To: Don Wise, chief executive

To: Don Wise, chief executive

From: Paul Servant, assistant chief executive

Re: These are a few of my favourite things

Dear Don

Did you catch Hewitt announcing new targets recently? The first, smelly one involves you and the chairman checking out all our inpatients and then seeing if they are in a blue or pink bed (sausage and sprouts in blue and others in pink).

After that you’ll need to make sure the bed colour matches the sheet colour and then you are expected to fluff up their pillows and read them a bedtime story otherwise Nanny Patty will have you over for a little spanky.

The second target was much more promising. Nanny Patty promised the select committee she would resign if the NHS didn’t balance this year. For the first time I think we have a target where the enthusiasm for the output will match our ability to deliver.

As I sat there listening to her on the radio turn a very complex policy fudge on single-sex accommodation into a simple mess, my attention wandered and my eyes closed briefly. While I could hear her voice, an image of

Julie Andrews flashed into my mind. The resemblance is uncanny, and she has played at least two famous nannies as well. It wouldn’t take much to rewrite some of the more famous songs:

  • DoH oh dear, a rear, I fear.
  • The bills will arrive with no pounds to pay for the sick.
  • A spoonful of sugar makes up for NICE banning your medicine from going down.
  • Supersillyunrealisticpolicieswithoutfocus.

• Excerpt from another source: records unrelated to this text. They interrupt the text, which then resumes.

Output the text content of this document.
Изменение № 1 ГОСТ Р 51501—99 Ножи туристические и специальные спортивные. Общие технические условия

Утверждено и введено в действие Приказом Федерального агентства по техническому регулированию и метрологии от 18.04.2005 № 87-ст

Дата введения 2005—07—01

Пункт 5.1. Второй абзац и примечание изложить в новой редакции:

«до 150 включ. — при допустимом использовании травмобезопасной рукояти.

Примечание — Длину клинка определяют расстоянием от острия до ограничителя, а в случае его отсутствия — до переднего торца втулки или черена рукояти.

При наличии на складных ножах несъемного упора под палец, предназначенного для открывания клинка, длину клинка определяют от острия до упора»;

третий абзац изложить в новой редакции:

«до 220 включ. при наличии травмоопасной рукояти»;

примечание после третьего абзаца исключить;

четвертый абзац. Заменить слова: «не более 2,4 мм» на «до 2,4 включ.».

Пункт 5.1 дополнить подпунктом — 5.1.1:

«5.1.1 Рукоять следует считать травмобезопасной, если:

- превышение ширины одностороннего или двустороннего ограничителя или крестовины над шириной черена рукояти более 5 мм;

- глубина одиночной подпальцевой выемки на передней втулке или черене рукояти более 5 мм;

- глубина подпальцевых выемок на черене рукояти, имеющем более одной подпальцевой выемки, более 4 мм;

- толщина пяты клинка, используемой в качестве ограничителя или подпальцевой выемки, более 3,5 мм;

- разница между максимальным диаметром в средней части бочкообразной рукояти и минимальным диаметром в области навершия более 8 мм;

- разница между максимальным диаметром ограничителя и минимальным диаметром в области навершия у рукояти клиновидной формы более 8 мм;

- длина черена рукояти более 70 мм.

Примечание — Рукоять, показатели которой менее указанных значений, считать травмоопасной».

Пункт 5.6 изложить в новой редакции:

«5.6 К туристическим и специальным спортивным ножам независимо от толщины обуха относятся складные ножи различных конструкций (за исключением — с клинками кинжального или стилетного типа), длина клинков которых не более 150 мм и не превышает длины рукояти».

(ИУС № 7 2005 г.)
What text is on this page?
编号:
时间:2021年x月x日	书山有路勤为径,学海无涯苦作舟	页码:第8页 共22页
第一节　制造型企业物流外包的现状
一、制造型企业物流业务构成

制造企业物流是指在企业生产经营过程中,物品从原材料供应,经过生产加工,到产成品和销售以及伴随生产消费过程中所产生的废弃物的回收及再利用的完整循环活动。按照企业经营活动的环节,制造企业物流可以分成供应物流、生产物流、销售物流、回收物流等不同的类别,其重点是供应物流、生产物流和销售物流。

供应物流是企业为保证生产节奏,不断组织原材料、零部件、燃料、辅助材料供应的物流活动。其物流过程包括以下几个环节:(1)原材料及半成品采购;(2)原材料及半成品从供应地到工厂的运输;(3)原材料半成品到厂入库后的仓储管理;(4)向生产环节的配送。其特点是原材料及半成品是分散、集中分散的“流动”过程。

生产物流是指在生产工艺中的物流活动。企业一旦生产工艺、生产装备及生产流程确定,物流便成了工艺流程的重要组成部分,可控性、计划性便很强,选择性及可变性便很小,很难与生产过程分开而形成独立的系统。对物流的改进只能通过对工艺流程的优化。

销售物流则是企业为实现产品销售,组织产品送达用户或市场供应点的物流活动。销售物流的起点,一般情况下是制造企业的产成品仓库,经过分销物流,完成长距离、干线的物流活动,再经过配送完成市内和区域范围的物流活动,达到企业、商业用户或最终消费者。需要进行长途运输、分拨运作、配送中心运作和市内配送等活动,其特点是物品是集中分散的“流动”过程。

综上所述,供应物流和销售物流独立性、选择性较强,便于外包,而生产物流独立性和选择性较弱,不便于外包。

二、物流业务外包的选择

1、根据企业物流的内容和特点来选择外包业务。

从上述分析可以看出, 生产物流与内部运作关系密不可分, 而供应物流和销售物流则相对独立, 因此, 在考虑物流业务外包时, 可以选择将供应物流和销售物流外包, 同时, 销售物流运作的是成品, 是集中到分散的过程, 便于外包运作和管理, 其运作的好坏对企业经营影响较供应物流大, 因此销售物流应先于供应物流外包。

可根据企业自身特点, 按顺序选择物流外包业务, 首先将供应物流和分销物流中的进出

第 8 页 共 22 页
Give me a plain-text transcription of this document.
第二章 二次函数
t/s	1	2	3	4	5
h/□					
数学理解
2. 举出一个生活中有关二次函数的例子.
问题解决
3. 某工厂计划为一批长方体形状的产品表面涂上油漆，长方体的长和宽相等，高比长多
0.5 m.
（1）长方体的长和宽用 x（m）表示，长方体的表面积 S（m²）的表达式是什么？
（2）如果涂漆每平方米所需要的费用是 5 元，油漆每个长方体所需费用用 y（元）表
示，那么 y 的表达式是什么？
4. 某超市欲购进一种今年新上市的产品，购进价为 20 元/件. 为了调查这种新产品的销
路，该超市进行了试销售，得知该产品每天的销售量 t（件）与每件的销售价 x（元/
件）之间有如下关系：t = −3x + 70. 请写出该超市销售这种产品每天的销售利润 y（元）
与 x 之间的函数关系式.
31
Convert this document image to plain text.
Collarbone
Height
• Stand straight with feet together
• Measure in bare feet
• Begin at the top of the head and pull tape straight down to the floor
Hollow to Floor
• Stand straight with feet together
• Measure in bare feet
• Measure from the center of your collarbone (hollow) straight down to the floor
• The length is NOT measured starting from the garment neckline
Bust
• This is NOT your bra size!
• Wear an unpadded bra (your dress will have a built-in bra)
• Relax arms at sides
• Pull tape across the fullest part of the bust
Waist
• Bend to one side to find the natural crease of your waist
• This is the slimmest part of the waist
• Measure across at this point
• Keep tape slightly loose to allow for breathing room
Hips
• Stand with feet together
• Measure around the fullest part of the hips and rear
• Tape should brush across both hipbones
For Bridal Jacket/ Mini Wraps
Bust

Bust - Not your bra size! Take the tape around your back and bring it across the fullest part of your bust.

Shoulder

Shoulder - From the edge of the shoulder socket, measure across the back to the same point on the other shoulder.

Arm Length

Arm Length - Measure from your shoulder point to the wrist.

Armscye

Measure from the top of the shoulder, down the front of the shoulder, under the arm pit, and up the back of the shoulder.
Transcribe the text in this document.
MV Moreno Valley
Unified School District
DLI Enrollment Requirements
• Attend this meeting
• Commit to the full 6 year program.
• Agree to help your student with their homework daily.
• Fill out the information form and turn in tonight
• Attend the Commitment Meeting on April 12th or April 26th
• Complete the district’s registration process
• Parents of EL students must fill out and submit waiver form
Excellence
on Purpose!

Anyway, back to averting the winter crisis. We’ve shut three wards for D&V. We haven’t got it yet, but it’s cheaper to close them in advance and lay off the agency staff than quarantine the patients who’ll breach tariff length-of- stay and cost us a fortune when it happens.

Lastly, we’ve posted pre-signed sick notes to all local residents so they don’t clog up A&E asking for one because they can’t be bothered to go to work between Christmas and New Year and the GP has gone into the traditional three-week hibernation.